Aos 78 anos, Marina Abramović prepara o que descreve como o maior projeto de sua carreira: Balkan Erotic Epic, um espetáculo de quatro horas que estreia no Aviva Studios, em Manchester, encomendado pela Factory International. A obra mobiliza mais de 70 artistas, dançarinos e performers em 13 cenas que recriam rituais ancestrais eslavos, muitos deles envolvendo erotismo e nudez. Segundo a artista, trata-se de uma investigação sobre fertilidade, morte, casamento e memória coletiva, ancorada em tradições populares de países como Albânia, Sérvia, Romênia, Bulgária e Grécia.
O espetáculo mistura performance, música, cinema e animação em escala monumental: 64 metros de comprimento por 21 de altura. Entre os quadros estão uma orgia coletiva, esqueletos dançantes, rituais homoeróticos e até um “jardim de cogumelos” com falos de cinco metros. “Nunca fiz nada tão complexo e ousado”, disse Abramović ao Guardian, admitindo que a dimensão do projeto a tira do sono. Apesar disso, ela promete participar das apresentações todas as noites — embora ainda não revele se seu corpo também fará parte da obra.

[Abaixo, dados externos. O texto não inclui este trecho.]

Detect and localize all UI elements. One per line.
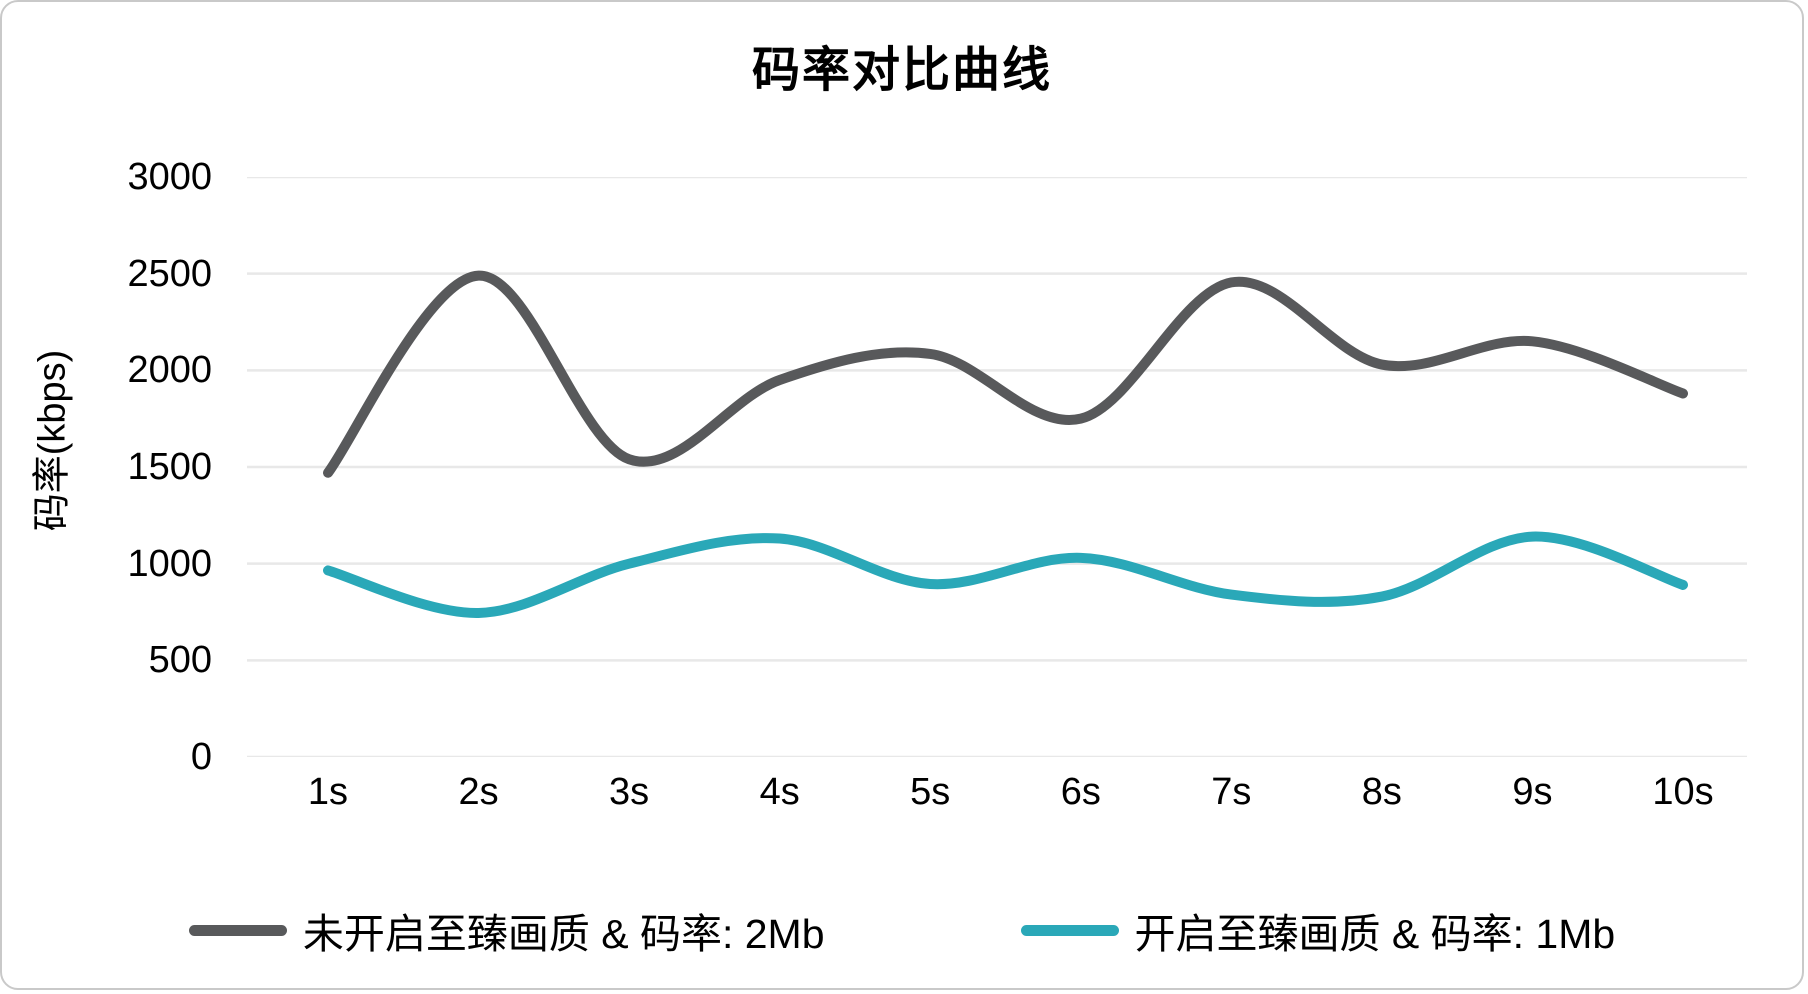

Abramović, que nasceu na antiga Iugoslávia, considera a criação profundamente pessoal: a narrativa começa com o funeral do líder comunista Josip Broz Tito e termina em festas de casamento, atravessando rituais de luto, fertilidade e resistência cultural. O público britânico pode esperar choque e controvérsia, mas também humor e emoção. “As pessoas terão muitas reações diferentes. Ficarão chocadas, entretidas, perturbadas e emocionadas”, afirma a artista, que já enfrentou críticas semelhantes em retrospectivas anteriores.